In the 19 March 2010 issue of Science Greg Miller published a position paper describing the focus of the NIMH initiative entitled Beyond DSM: Seeking a brain-based classification of mental illness. In one page he does an excellent job summarizing the NIMH plans for developing a Research Domain Criteria (RDoC), neurobiological (brain region or neuochemical signaling pathway specific evidence based classification of forms of mental disorders. The disorders that would be neurobiologically mapped include extreme forms of emotions, cognitive functions and social processes. Coincidentally, a totally different Greg Miller (University of Illinois), a gifted and prolific researcher, captures the essence and spirit of the NIMH initiative by providing a framework for thinking about mind-brain relationships. His paper entitled Mistreating Psychology in the Decades of the Brain (Perspectives on Psychological Science 2010; Vol. 5 (6); 716-743) grapples with issues that are central to adequately defining the relationship between psychology and biology. That Greg Miller takes little for granted in how we think about behavior in a research world dominated by neuroscience thinking.

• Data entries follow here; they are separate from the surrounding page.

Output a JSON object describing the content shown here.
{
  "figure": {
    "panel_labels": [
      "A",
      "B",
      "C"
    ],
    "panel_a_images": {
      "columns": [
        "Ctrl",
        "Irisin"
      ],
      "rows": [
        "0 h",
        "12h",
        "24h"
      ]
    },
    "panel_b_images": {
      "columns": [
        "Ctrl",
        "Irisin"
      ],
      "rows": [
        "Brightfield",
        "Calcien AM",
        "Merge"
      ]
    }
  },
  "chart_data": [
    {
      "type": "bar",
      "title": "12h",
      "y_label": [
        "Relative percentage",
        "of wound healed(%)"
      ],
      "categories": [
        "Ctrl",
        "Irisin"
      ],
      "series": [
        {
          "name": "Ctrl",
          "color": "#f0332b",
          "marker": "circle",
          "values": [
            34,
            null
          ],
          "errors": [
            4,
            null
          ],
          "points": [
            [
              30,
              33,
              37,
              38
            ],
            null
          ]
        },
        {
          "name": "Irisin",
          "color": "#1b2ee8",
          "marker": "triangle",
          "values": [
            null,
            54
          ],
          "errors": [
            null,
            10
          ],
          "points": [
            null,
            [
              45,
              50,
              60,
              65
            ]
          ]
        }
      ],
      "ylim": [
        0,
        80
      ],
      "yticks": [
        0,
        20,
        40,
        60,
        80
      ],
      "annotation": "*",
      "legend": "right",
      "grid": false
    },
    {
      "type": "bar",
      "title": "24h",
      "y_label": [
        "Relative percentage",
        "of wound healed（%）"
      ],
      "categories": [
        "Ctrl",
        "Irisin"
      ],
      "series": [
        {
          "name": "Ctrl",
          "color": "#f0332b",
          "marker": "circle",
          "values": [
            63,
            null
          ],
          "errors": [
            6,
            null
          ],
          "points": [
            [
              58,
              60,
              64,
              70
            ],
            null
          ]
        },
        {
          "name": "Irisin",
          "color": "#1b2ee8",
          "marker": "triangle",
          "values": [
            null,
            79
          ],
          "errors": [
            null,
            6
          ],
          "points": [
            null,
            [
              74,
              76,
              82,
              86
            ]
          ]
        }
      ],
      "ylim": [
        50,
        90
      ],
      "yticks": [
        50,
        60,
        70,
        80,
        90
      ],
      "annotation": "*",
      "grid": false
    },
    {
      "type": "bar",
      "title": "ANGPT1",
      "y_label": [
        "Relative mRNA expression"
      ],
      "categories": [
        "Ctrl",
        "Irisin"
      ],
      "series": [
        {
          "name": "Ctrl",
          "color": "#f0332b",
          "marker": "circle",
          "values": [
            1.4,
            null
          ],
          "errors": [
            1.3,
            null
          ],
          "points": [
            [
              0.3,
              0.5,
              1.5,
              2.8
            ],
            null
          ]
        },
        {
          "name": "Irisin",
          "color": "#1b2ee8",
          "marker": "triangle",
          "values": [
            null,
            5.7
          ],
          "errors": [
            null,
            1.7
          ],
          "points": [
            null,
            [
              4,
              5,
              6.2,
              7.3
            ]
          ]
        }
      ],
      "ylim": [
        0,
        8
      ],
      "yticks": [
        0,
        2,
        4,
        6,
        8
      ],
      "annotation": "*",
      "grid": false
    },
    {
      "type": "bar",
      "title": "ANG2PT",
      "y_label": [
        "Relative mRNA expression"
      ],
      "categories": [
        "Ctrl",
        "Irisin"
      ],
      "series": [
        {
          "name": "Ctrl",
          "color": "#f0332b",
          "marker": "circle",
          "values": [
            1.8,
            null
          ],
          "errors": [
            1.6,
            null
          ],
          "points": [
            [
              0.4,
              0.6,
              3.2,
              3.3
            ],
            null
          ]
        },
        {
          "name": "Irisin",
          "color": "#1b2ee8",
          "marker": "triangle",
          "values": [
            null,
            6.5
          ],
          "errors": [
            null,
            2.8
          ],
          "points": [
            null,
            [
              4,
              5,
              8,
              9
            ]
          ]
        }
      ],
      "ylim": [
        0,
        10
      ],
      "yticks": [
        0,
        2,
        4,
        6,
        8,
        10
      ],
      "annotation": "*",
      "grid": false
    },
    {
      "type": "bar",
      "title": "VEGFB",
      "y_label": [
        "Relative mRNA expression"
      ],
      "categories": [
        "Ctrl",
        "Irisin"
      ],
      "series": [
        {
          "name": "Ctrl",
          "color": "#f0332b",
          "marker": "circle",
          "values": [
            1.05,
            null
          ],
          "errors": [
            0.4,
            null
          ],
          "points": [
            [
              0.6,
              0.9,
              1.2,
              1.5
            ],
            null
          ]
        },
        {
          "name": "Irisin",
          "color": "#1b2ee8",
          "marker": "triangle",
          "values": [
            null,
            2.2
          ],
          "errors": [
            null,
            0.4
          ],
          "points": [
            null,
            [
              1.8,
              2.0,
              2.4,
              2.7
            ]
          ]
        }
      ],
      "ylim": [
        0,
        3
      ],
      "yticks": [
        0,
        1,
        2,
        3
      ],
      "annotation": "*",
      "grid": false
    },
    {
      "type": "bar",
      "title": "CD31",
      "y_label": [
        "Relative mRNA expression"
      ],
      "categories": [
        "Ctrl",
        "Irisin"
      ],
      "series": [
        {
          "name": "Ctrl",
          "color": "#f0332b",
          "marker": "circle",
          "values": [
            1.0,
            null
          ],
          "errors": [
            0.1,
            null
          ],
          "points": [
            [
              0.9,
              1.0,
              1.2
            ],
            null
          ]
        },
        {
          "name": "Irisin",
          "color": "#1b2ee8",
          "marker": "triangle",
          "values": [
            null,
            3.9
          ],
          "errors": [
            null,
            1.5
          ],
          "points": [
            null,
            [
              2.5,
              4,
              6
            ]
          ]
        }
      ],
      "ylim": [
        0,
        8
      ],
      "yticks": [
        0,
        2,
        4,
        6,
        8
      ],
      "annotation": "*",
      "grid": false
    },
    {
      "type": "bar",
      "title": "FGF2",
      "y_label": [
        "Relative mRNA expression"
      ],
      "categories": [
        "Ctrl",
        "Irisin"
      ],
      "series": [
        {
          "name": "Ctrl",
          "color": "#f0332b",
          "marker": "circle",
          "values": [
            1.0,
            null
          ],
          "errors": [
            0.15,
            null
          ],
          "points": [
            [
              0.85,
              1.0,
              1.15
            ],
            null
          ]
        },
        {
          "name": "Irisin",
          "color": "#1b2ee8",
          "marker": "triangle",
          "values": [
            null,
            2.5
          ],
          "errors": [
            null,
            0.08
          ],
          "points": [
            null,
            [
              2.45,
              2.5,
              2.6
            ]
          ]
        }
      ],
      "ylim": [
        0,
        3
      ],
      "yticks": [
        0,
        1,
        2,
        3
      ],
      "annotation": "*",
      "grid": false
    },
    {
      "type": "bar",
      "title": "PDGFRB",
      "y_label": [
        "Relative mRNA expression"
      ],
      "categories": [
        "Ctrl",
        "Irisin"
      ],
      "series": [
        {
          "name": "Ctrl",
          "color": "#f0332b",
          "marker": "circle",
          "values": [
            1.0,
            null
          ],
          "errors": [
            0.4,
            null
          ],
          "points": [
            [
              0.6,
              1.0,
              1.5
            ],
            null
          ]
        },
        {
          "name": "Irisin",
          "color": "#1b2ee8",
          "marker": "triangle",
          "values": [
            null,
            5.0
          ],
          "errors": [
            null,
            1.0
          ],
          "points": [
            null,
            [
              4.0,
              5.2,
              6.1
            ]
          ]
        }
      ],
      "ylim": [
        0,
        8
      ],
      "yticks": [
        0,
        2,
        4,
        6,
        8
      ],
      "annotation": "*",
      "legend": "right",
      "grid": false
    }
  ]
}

The DSM (Diagnostic and Statistical Manual of Mental Disorders has been used for decades to classify mental illnesses. The diagnostic categories that are part of DSM are based on symptoms (behavior) rather than causes of a disorder. It has been revised many times and each new attempt falls short of what clinicians find useful. Researchers have been particularly frustrated when using the DSM in research. Frequently DSM diagnostic categories are used as the independent variable and when those categories are vague, inaccurate, unreliable so too are the findings that emerge from studies in which the diagnostic categories are used. After all, when the independent research variables are suspect then the value of even the most objective, reliable and sensitive measures of brain or behavior are compromised.
In July of 2010 Tom Insel, Bruce Cuthbert and colleagues in a commentary contribution to the American Journal of Psychiatry (167:748-751, July 2010)
provide additional details of the NIMH- RDoC initiative. The initiative is based on 3 assumptions: 1) mental illnesses are brain disorders (brain circuit disorders; 2)neuroscience tools can be used to identify the brain circuit disorders; 3)that the proposed RDoC framework can be used to identify brain circuitry-behavior relationships (for functions like fear, reward, executive functions, anxiety, impulse control. While the focus for RDoC is on neural circuitry,levels of analysis from circuitry functioning to genetic and molecular/cellularfactors that ultimately influence such function.
This is an incredibly ambitious initiative that at the very least will provide new insights and knowledge about brain-behavior relationships. It also provides a powerful integration of tools and theory that can be used to better understand the etiology of brain diseases and thereby provide us with better tools for preventing and treating these disorders. Useful results will come slowly and therefore require patience and persistence. It will also require critical thinking about the meaning of any classification system. For example, there are some who would argue whether we should even define mental illness as a brain disease? The notion of a disease in the world of medicine implies that we know something about etiology, the course of the disease and how to treat it. Brain disease does not fit that disease criterion. We will follow the progress of this initiative in future postings.